Nice tips Derek, always top notch!
That was a great article. I’m used to open jaw flights, but not going about it, the way you do. Awesome tips. Can’t wait to use them.
Hey Margaret – The open jaw tickets work well too and I’ve certainly used that. Thanks for sharing as that will be useful for many as well!
Fabulous advices and tricks
Thank you Earl have a good trip
I love Istanbul
Thanks for reading Chantal and I appreciate the good wishes!!
Hmmmmm about hidden legs. How does it work with current restrictions? Lets say in your example that you buy the ticket to Vienna, but want to continue only until Istanbul. At check-in they’ll check the paperwork for you to travel to Austria, not Turkey (tests and other covid-related requirements).
I haven’t dared yet to try it, and even less with the current situation.

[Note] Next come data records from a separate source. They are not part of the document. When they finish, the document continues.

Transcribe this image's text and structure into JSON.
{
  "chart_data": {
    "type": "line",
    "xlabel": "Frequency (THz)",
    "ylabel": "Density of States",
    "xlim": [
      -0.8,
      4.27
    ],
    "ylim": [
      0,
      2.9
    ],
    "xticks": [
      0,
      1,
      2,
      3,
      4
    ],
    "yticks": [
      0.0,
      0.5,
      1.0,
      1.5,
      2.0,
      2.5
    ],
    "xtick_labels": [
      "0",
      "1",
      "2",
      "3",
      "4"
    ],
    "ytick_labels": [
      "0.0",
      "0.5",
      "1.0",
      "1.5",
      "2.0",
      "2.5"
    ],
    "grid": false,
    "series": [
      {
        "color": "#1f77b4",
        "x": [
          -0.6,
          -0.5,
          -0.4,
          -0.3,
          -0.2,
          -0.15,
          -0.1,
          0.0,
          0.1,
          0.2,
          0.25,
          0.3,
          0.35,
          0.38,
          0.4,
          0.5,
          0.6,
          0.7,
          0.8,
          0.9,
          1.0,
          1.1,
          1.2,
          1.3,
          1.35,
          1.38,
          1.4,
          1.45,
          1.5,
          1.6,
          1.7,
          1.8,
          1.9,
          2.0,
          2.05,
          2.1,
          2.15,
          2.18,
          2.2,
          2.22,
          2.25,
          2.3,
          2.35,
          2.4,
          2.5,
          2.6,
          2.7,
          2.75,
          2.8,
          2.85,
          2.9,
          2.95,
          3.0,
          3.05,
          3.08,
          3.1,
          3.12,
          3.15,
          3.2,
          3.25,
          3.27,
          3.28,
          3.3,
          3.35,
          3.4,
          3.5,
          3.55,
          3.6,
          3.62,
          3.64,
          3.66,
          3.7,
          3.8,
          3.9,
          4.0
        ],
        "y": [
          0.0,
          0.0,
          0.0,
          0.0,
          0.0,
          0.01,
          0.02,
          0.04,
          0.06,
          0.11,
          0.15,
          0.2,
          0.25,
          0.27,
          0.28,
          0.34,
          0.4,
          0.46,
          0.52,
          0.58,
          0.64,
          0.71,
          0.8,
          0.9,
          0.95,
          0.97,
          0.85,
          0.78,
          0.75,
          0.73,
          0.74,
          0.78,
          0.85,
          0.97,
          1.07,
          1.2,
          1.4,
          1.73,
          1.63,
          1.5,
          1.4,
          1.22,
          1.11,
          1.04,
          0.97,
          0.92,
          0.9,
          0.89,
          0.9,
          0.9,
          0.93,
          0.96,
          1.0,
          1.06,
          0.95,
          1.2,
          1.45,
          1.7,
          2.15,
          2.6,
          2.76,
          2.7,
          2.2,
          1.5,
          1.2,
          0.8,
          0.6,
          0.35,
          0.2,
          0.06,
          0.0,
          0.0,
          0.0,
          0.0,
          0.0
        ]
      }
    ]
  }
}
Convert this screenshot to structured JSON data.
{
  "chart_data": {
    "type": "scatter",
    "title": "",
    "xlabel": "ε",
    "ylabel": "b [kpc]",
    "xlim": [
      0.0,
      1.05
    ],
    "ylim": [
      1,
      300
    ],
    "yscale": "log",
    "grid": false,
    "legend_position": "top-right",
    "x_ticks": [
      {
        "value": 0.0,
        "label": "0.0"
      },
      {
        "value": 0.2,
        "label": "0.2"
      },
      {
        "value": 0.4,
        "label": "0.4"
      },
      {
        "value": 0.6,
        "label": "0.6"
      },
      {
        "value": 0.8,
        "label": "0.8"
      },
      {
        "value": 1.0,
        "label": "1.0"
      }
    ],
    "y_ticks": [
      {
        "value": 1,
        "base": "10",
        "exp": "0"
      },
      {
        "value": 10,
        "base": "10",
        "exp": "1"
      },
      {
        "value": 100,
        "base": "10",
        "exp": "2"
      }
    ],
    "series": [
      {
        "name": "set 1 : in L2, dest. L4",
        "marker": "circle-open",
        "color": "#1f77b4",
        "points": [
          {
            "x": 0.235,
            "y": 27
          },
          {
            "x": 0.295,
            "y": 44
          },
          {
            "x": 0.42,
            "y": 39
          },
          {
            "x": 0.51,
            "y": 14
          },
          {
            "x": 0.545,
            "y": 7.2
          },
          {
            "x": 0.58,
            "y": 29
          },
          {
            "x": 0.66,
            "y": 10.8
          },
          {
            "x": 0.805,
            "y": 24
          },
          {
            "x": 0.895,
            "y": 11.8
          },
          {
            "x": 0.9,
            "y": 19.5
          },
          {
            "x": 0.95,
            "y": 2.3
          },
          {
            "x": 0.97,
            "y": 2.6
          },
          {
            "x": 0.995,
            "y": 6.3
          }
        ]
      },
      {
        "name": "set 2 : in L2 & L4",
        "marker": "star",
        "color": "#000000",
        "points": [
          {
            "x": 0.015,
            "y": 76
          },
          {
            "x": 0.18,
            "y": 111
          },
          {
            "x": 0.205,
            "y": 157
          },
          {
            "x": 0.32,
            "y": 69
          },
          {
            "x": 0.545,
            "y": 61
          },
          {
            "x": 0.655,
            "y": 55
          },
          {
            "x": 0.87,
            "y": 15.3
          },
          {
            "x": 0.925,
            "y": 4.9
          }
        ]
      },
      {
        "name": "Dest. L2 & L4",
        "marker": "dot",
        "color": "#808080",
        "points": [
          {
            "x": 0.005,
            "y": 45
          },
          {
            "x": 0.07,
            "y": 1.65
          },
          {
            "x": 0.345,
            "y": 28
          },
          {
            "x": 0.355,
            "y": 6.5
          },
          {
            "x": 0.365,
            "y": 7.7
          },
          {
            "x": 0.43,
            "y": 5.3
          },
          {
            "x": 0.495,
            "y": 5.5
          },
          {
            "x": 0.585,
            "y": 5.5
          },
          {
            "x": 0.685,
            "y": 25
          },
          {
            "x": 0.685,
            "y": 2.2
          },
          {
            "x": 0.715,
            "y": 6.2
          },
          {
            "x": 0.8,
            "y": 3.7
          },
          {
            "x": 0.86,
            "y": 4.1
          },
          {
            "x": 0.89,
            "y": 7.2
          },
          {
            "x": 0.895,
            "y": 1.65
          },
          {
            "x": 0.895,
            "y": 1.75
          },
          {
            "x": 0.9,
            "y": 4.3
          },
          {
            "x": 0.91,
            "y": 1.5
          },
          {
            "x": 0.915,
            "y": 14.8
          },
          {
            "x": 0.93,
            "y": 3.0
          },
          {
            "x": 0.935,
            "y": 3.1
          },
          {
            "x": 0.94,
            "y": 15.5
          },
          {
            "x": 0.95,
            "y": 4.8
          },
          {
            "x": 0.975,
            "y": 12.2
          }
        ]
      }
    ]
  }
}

Hey Martin – You could do the paperwork for both. It works if you make sure you have a long layover in between the flights because it’s not illegal to go outside of the airport during a layover. So if you have a 5 hour layover, you could always be meeting a friend in Istanbul for a tea before your next flight. That way, you would need the paperwork for both destinations and you’d be all set. Of course, if the requirements are very different, that could be a pain (if Austria requires a test but Turkey only requires a vaccination card for example) but that would just mean you would need a test as well to make it work.